Aslanlı Yol’da “Mustafa Kemal’in askeri” olduğunu haykırmak da yetmez.
Atatürk’te birleşme iradesinde “askere yazılanları” kurmaylık beceri ve yeteneği ile yönetip yönlendirecek nitelikli bir kurmay kadro gerekir.
Şikâyetler yoğundur.
Şu anda ihtiyaç duyulan şey, saman alevi misali belli günlerde parlayıp sönen kısa süreli bir heyecan seli değildir. Çünkü o bol miktarda ve fazlasıyla vardır.
Şiddetle ihtiyaç duyulan güç, bu şikâyetlerden kalkıp, ortak akıl paydasında yürüyen, somut ve özellikle de gerçekçi stratejileri olan ve adımlarını o stratejilerin yörüngesinde oluşturduğu taktik uygulamalar doğrultusunda atan bir kurmay kadronun varlığıdır.
“Çizgi halindeki bir ince hattı savunan değil… Tüm vatan sathı için mücadeleye eden” kurmay bir kadro… İşte gerçek ve somut ihtiyaç budur.
Mücadeleyi, mücadele edilmesi gerekenlere yanaşarak yürütmeye çalışan değil… Dünyanın güç dengelerini doğru hesaplayarak, adımlarını gerçekçi bir soğukkanlılıkla atabilen kurmay bir kadro… Gereksinim budur!
Bir milyonu aşkın nitelikli bir kalabalık Anıt Kabir’in Aslanlı Yolu’nda “Ata”sına doğru yürümektedir.
Bu yürüyüşün anlamı yeni bir “ata” arayışıdır.
Atatürk gibi birisine olan ihtiyacı hep birlikte dile getirme iradesidir.
Cumhuriyet ilan edileli neredeyse bir asra yaklaşmaktadır.
Cumhuriyet ilan edildiğinde doğan çocuk şu anda 89 yaşındadır.

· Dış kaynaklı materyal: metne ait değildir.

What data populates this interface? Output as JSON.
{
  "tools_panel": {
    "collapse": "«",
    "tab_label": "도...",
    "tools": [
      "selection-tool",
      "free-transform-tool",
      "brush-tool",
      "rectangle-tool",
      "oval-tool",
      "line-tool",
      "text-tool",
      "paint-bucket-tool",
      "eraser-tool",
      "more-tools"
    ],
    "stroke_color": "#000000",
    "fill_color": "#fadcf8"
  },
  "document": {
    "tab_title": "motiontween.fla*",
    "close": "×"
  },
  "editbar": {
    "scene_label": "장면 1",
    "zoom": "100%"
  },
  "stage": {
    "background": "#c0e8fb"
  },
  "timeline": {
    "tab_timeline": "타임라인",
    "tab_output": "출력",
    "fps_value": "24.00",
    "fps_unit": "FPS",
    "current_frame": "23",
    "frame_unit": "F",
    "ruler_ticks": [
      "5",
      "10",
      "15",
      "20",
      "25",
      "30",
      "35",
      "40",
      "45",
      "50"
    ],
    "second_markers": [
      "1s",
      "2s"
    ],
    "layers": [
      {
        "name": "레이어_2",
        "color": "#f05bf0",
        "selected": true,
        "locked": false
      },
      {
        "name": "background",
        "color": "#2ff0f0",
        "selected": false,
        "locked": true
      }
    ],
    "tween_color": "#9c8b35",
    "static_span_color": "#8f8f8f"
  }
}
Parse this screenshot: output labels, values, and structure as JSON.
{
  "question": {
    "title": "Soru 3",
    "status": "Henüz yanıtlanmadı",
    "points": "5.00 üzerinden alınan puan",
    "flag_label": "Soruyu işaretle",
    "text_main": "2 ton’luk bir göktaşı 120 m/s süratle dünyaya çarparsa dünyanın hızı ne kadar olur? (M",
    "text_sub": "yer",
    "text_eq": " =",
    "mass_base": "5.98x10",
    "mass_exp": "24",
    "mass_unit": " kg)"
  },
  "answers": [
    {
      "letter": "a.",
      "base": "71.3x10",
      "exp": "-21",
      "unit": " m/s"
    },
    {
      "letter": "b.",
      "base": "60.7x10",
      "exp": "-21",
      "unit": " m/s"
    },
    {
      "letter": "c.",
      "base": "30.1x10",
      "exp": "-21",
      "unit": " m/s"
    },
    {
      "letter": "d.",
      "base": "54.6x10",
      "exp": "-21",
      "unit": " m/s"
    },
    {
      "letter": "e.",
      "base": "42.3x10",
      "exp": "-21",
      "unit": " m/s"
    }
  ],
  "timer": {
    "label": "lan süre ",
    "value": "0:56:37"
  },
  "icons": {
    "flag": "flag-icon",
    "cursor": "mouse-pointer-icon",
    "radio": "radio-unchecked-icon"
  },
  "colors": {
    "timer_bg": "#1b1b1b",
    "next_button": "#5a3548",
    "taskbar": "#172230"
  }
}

Dolu dolu tam üç kuşağı eskitmiştir Cumhuriyet’in meşalesi… Ancak, halen ortada özenle soğutulmuş küller vardır.
Cumhuriyetin kuşakları, 2013 yılına varıncaya dek yeni bir Mustafa Kemal yaratamamıştır.
Belki de en önemli nokta bunca yıl sonra yeni bir Atatürk arayışına olan ihtiyaçtır.
Bugünün somut gerçeği, 2013 yılında milyonların Aslanlı Yol koridorunda mevzi tutmuş olmalarıdır.
Bugün altı çizilmesi gereken nokta bu arayışa duyulan ihtiyaçtır.
Vahim olan budur.
Daha da vahim olanı ülkenin 1919 yılı koşullarına benzer bir duruma gerilemiş olmasıdır…
Osmanlının çöküş sürecinin dibindeki koşulların Cumhuriyet Türkiye’sinde yeniden hortlamasıdır.
Bu hortlağın varlığından her birimiz sorumluyuz.
Ve bu sorumluluğun altından ancak, içinden yaşanılan ağır koşulları tümüyle yok ettiğimiz zaman kalkabiliriz.